The above-mentioned categories are the most well known to anyone living outside of Texas. But another category in Texas is Chicken-Fried Steak. This draws as much passion out of a Texan as Barbeque, Chili, and a favorite Tex-Mex restaurant. I believe I have never met a Texan without a preferred chicken-fried steak recipe, or at least a favorite restaurant where it can be found for breakfast, lunch, and dinner.
The one category that is not a category (although I am now declaring it to be one) is Catfish. When one thinks of the different foods in Texas (doesn’t everyone?), one tends to overlook catfish, but maybe that’s because catfish is so common that it is taken for granted.
I cannot remember a time growing up in the big state when there was a catfish shortage. When I fished, I fished for bass and crappie, but I brought home as much catfish as all other fish combined. We had regular fish frys at my grandparent’s lake home and catfish was the most common fish we ate. But it wasn’t limited to fish frys.
At home a fish dinner routinely consisted of catfish. At the local cafeteria where I ate lunch about once a week when I was in town, I always had the catfish. Several of the breakfast diners I frequented served catfish and eggs. A good friend made catfish chili occasionally. And I made a great Catfish Vera Cruz. Looking back at the 26 years I lived in Texas, I can’t remember a single time without catfish available.
I recently read that Texas is responsible for about 50 percent of the nation’s entire catfish consumption. While I find this to be a Texas tall tale, I do believe the amount of catfish Texans eat is quite high. I’ve traveled throughout the south, and honestly, Texas has nothing on Mississippi, Louisiana, Alabama, or Georgia when it comes to catfish, but my opinion is that Texas is not far behind on catfish eating. Anyway, I believe that in Texas catfish is a category of its own.
Texas Fried Catfish Taco
1 ½ cups yellow cornmeal½ cup all purpose flour
2 teaspoons Kosher salt, plus additional
1 teaspoon cayenne pepper, plus additional
1 teaspoon smoked paprika, plus additional
1 teaspoon onion powder
8 catfish filets
Canola oil for frying
Jalapeno Chipotle Tarter Sauce, recipe follows
Hot pickled carrots
Corn tortillas, warmed
Lemon or lime wedges (grapefruit wedges?)
Pour about 1 1/2 to 2-inches of oil into a heavy (cast iron) skillet and heat to 360F. In a wide bowl, mix cornmeal and flour with 2 teaspoons salt, 1 teaspoon cayenne, 1 teaspoon smoked paprika, and onion powder and set aside.

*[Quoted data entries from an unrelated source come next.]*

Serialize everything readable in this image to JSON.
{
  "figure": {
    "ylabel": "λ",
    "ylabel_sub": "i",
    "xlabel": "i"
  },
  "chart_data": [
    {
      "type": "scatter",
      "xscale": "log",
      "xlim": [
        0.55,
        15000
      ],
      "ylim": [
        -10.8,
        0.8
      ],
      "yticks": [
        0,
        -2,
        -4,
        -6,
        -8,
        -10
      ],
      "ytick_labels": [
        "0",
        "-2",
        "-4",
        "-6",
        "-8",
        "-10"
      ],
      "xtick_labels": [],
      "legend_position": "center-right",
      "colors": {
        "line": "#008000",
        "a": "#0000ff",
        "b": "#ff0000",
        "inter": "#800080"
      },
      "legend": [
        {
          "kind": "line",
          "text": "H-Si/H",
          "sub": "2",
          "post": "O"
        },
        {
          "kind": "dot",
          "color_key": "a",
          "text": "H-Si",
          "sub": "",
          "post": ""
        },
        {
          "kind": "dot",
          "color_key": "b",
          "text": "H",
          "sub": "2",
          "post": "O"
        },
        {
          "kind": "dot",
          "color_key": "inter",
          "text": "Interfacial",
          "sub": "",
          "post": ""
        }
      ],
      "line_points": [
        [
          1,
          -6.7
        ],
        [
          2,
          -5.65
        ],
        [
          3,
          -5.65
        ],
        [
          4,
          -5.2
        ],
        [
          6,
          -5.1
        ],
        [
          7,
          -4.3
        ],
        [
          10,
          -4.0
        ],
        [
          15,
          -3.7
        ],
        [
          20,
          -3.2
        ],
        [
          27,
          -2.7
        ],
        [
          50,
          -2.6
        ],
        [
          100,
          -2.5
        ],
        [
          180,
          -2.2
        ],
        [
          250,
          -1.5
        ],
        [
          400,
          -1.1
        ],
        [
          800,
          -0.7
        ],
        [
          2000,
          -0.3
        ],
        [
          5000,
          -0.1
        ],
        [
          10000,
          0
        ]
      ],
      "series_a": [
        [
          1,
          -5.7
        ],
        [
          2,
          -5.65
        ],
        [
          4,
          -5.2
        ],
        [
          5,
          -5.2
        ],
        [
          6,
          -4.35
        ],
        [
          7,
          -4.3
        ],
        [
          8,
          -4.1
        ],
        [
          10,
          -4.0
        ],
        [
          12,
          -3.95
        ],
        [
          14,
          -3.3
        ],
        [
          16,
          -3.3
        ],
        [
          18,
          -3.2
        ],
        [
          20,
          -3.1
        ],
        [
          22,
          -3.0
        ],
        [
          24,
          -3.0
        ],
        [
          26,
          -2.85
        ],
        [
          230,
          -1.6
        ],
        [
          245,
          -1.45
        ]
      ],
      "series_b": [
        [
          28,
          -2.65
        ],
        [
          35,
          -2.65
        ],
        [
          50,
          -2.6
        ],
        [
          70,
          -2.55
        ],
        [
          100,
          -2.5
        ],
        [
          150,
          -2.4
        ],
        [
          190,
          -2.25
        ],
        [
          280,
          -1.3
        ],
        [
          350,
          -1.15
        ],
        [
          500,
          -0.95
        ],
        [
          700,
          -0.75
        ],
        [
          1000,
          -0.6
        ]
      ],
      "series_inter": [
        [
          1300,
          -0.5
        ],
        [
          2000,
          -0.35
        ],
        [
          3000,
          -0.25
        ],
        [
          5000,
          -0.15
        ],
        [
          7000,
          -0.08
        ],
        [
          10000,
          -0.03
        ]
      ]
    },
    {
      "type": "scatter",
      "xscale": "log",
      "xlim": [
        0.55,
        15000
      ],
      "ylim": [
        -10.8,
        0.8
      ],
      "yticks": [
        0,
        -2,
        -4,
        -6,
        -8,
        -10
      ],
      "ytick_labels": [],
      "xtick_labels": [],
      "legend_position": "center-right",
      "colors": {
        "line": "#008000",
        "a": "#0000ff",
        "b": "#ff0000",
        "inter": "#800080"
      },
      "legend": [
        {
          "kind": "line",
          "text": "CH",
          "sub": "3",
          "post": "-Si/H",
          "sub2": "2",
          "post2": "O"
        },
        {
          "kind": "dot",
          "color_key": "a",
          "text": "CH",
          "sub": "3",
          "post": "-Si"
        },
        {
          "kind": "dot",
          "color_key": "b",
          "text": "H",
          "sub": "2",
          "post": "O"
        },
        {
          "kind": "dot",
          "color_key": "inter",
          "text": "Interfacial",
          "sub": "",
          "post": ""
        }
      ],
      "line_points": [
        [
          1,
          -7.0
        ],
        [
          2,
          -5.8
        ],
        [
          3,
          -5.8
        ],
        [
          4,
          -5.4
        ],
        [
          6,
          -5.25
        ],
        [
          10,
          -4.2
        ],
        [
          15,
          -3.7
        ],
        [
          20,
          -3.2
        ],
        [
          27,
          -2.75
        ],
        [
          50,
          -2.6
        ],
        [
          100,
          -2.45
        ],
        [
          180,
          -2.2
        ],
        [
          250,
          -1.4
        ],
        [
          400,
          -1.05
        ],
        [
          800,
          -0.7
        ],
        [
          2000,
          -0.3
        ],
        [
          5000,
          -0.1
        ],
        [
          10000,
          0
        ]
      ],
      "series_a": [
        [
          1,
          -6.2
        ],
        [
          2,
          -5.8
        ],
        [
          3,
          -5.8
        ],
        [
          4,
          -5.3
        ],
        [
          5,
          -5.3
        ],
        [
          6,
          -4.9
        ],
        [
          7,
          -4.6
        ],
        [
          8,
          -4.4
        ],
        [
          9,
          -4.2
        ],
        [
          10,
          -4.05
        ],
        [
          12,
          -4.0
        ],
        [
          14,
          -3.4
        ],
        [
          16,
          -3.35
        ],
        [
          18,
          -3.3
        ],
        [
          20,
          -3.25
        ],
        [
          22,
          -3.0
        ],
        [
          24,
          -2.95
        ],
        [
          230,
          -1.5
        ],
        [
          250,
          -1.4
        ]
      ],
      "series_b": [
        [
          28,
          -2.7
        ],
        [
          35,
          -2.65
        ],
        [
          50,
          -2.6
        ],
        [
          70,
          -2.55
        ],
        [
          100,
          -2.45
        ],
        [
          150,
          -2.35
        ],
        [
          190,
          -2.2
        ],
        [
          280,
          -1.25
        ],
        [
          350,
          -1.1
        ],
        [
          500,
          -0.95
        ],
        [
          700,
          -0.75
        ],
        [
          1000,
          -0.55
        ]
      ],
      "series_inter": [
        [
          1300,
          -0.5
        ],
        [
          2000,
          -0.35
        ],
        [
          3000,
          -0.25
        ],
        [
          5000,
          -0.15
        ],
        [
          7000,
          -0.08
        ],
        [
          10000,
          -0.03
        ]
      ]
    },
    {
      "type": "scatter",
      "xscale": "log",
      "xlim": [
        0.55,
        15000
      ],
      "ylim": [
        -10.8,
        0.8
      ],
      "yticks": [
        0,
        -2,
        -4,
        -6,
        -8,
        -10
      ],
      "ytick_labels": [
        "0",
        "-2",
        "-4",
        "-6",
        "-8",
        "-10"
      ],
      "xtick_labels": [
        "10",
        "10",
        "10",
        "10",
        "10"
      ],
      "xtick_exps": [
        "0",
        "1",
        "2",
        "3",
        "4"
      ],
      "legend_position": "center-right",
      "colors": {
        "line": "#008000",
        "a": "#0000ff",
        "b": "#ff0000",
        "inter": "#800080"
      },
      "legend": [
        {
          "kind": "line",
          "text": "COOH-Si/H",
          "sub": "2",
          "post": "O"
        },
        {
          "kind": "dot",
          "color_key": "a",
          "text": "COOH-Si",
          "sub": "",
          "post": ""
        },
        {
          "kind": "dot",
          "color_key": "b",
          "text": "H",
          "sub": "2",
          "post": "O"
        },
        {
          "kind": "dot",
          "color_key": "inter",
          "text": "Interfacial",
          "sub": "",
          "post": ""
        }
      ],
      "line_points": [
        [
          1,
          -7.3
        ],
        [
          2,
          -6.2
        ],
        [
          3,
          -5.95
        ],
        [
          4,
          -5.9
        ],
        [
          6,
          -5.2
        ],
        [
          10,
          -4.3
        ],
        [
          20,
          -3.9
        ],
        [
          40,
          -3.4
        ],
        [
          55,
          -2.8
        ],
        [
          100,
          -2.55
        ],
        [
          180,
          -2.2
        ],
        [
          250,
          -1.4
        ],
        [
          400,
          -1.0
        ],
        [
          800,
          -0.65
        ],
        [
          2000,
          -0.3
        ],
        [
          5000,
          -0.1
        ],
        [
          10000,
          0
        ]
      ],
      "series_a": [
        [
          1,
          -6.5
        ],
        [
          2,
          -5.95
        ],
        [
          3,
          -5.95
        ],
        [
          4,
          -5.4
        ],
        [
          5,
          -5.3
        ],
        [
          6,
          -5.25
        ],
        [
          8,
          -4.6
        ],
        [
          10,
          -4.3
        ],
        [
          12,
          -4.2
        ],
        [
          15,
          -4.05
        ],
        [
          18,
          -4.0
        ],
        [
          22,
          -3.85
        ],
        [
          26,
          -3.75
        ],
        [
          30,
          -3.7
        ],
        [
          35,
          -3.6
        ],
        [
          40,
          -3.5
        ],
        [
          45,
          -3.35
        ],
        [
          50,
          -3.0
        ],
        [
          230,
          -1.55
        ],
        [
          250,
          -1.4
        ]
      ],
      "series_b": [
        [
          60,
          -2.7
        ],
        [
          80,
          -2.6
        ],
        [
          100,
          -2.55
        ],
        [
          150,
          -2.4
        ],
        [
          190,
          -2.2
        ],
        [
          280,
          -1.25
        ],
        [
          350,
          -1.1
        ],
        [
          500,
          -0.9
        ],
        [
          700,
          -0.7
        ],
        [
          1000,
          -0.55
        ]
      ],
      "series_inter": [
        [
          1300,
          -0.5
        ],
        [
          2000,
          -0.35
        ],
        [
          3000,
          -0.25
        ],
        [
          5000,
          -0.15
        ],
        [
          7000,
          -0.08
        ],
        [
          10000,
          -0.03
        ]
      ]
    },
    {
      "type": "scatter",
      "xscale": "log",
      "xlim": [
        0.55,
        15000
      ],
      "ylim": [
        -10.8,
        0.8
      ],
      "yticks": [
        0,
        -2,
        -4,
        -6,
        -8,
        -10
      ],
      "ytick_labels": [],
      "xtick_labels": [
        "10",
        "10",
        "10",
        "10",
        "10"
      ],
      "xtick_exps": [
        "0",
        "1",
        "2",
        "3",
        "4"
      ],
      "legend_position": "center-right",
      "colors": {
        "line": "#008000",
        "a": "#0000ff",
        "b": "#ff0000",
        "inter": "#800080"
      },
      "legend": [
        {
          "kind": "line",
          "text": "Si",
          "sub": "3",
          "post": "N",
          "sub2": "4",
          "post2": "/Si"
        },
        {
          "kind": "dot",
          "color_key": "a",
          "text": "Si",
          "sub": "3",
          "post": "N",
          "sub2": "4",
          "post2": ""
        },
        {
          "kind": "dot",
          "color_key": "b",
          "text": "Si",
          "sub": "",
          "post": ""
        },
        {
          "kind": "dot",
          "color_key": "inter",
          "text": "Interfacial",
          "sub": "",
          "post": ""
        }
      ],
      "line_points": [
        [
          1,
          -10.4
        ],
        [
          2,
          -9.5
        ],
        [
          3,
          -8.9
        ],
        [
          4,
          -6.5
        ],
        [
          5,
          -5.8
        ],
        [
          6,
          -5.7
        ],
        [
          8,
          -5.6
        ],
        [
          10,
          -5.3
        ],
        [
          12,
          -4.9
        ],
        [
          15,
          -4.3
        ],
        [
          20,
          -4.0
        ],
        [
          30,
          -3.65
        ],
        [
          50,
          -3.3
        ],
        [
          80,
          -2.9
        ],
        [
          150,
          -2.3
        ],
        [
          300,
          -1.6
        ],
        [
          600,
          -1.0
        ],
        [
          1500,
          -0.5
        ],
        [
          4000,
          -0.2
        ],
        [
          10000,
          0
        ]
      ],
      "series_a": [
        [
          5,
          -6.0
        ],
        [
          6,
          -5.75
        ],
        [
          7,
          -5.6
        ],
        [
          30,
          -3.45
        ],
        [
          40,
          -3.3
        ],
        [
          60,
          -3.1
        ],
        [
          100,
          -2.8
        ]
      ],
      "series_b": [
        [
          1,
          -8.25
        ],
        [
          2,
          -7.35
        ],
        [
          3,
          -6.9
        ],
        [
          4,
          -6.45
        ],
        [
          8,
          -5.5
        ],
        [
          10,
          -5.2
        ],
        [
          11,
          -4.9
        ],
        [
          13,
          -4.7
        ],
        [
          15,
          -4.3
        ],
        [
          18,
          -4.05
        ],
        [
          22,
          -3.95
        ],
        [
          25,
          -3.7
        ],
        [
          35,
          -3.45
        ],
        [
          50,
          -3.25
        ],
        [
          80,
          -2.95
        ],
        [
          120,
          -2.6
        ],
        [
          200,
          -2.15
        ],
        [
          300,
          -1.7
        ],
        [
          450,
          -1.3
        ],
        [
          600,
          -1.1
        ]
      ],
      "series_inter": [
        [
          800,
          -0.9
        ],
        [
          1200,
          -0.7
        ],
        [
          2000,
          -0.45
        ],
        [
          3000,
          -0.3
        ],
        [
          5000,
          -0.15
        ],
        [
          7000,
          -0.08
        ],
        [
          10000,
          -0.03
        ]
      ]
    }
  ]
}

Rinse fish and pat off excess water with paper towels. Lay filets out on a platter and season both sides with salt, cayenne, and paprika, patting the seasoning into the fish. Cut filets into 2-inch strips. Dredge in cornmeal mixture. Carefully drop fish into hot oil being careful not to overcrowd and cook until fish comes to the surface and is golden brown (about 7 to 8 minutes).
Serve with Jalapeno Chipotle Tarter Sauce, shredded cabbage, hot pickled carrots, corn tortillas, and lemon or lime wedges (or maybe grapefruit).
Jalapeno Chipotle Tarter Sauce
Makes about 1 cup.
1 cup mayonnaise (homemade is good)1 tablespoon chopped green onions
1 tablespoon finely chopped shallots
1 finely chopped jalapeño pepper
1 minced chipotle chile in adobo
½ teaspoon adobo sauce
1 teaspoon lemon juice
¼ teaspoon kosher salt
¼ teaspoon cayenne pepper
Mix all ingredients together in a small bowl and refrigerate until ready to use. (This is quite warm on the tongue. For a milder sauce, just reduce the amount of jalapeno and chipotle.)
I know, it sounds more like a Baja-style fish taco, but I grew up eating fried catfish wrapped in a soft corn tortilla and topped with cole slaw, salsa, and shredded cheese. I first encountered this approach to catfish in Eagle Pass, Texas about 1970 or 1971. Just maybe the Baja-style fish taco is a knock-off of the Texas Fried Catfish Taco.